Barron is resolute in taking this to the next legal level. Though he was denied the temporary restraining order, he and his legal team have taken enough positive signs from the ruling to believe they have a case. While he says tour commissioner Tim Finchem "couldn't have picked me out of a one-man lineup," he is decidedly more big picture than he is bitter.

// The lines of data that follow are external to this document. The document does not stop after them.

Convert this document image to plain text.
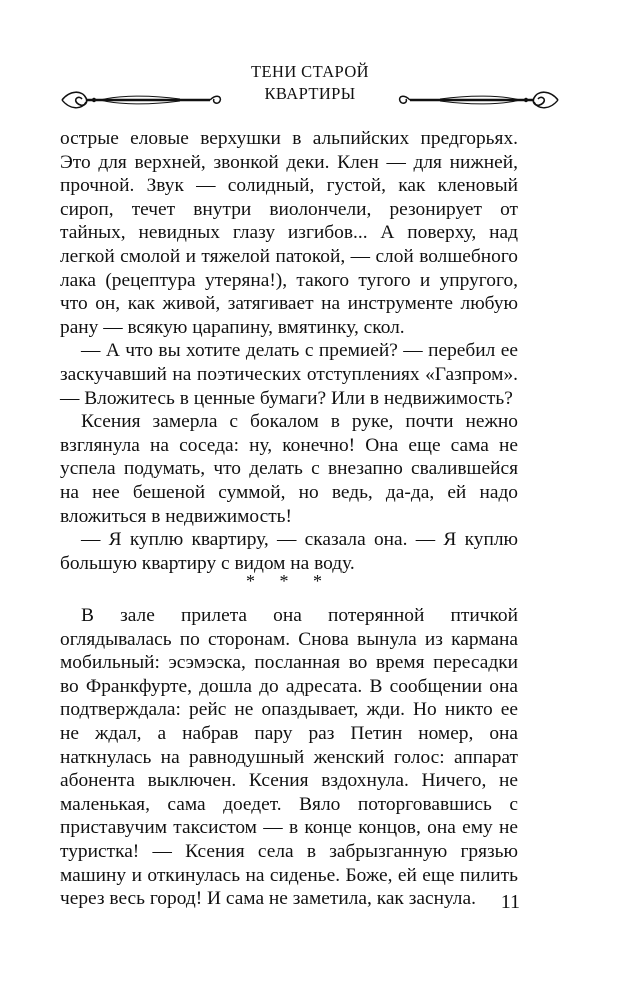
ТЕНИ СТАРОЙ
КВАРТИРЫ

острые еловые верхушки в альпийских предгорьях. Это для верхней, звонкой деки. Клен — для нижней, прочной. Звук — солидный, густой, как кленовый сироп, течет внутри виолончели, резонирует от тайных, невидных глазу изгибов... А поверху, над легкой смолой и тяжелой патокой, — слой волшебного лака (рецептура утеряна!), такого тугого и упругого, что он, как живой, затягивает на инструменте любую рану — всякую царапину, вмятинку, скол.

— А что вы хотите делать с премией? — перебил ее заскучавший на поэтических отступлениях «Газпром». — Вложитесь в ценные бумаги? Или в недвижимость?

Ксения замерла с бокалом в руке, почти нежно взглянула на соседа: ну, конечно! Она еще сама не успела подумать, что делать с внезапно свалившейся на нее бешеной суммой, но ведь, да-да, ей надо вложиться в недвижимость!

— Я куплю квартиру, — сказала она. — Я куплю большую квартиру с видом на воду.

* * *

В зале прилета она потерянной птичкой оглядывалась по сторонам. Снова вынула из кармана мобильный: эсэмэска, посланная во время пересадки во Франкфурте, дошла до адресата. В сообщении она подтверждала: рейс не опаздывает, жди. Но никто ее не ждал, а набрав пару раз Петин номер, она наткнулась на равнодушный женский голос: аппарат абонента выключен. Ксения вздохнула. Ничего, не маленькая, сама доедет. Вяло поторговавшись с приставучим таксистом — в конце концов, она ему не туристка! — Ксения села в забрызганную грязью машину и откинулась на сиденье. Боже, ей еще пилить через весь город! И сама не заметила, как заснула.	11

His reputation, he's not worried about. Not in the golf community, or in Memphis, where he is known for his generosity, if nothing else. Conlee recounted the example of Barron offering to donate to a fund paying for a summer camp and high school lettermen's jackets for an inner-city school. Swing coach Sam Kern has known Barron for 20 years and caddied for him in 1997-1998. "Doug Is very giving. He loves helping people," said Kern.

Barron figures his court case will eventually prove successful and his name will be cleared. That's when people on the outside won't say, "That's the doper," but instead, "That's the guy who just wanted to be a healthy person, a good husband and good father."

"There are more important things than what's happened to me," said Barron. "Phil Mickelson's wife and mom have breast cancer. I can only imagine what he's thinking about now. My friend Chris Smith lost his wife and nearly both kids in a car accident and I'm going home tomorrow and I still have my family. I'm not feeling sorry for myself. I'm more blessed than most people in this world."